Al-Bayan
- Native name: البيان
- Type: Daily newspaper
- Format: Broadsheet
- Owner: Dubai Media Incorporated
- Publisher: Dubai Media Incorporated
- Editor-in-chief: Muna Busamra
- Founded: 10 May 1980; 46 years ago
- Political alignment: Pro-government
- Language: Arabic
- Headquarters: Sheikh Zayed Road, Dubai, United Arab Emirates
- Circulation: 10,000 (2013^{[update]})
- Sister newspapers: Emarat Al Youm; Emirates 24/7; Dubai Post;
- Website: www.albayan.ae

= Al-Bayan (newspaper) =

Arabic daily newspaper in the UAE

Al-Bayan (Arabic: البيان The Dispatch in English) is an Arabic language newspaper in the United Arab Emirates which is owned by Government of Dubai. The paper is based in Dubai.

==History==
Al-Bayan (in Arabic البيان The Dispatch in English) is a daily comprehensive political Arabic language newspaper in the United Arab Emirates. The paper is based in Dubai. It was founded on 10 May 1980. Three daily supplements are issued along on daily basis “Al-Bayan Sports”, “Al-Bayan Economy” and “Five Senses”. Each Saturday a cultural supplement under “Masarat” is issued, another for “Books” is published on Friday in addition to a number of other supplements.

==Editors-in-Chief==
Muna Busamra is the editor-in-chief of “Al-Bayan”. She has started her career as a journalist in 1998 in “Al Ittihad” newspaper where she stayed for ten years. She has also managed the Localities section in Dubai bureau. In 2008, Busamra joined the Dubai Press Club and contributed with the working team to the development of media projects such as Arab Journalism Award, Arab Media Forum and “an Overview on the Arab Media” annual Report. In 2013 she became the head of Dubai Press Club, where she played a major role in founding the Emirati Media Forum (EMF). In March, on International Women's Day she was appointed the editor-in-chief of “Al-Bayan” newspaper to be the first woman in the position for a daily newspaper.
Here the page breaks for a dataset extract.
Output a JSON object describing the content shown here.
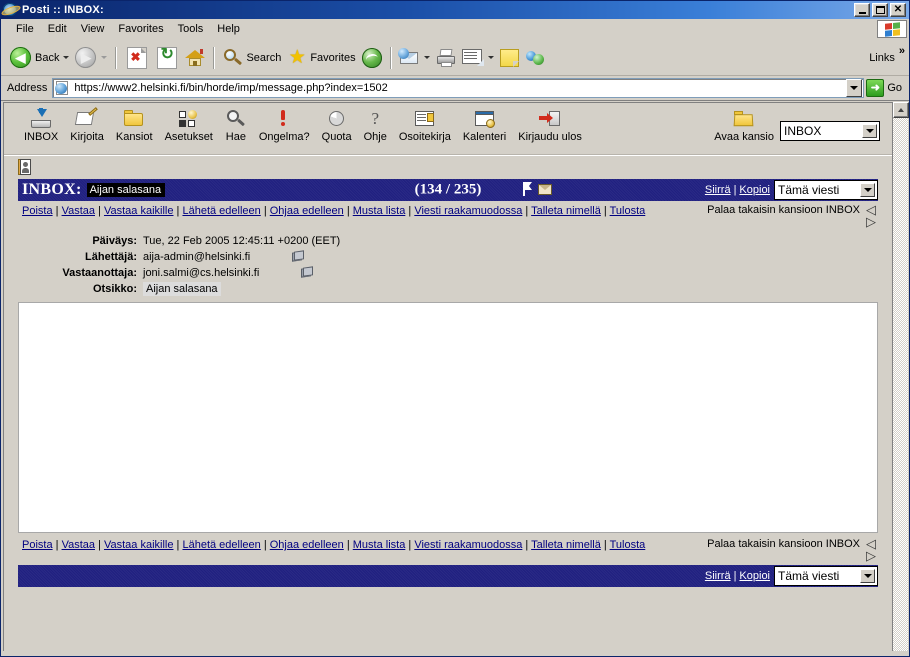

Abu Samra serves as well as the Deputy Chairwoman of UAE Journalists Association, after having presided the Social Security Fund for the UAE Journalists Association; she is a member of the Dubai Women Establishment board of directors, member of the International Federation of Journalists permanent Gender Council. She is an active person in a lot of events and activities related to developing the media sector in general, and journalism in particular.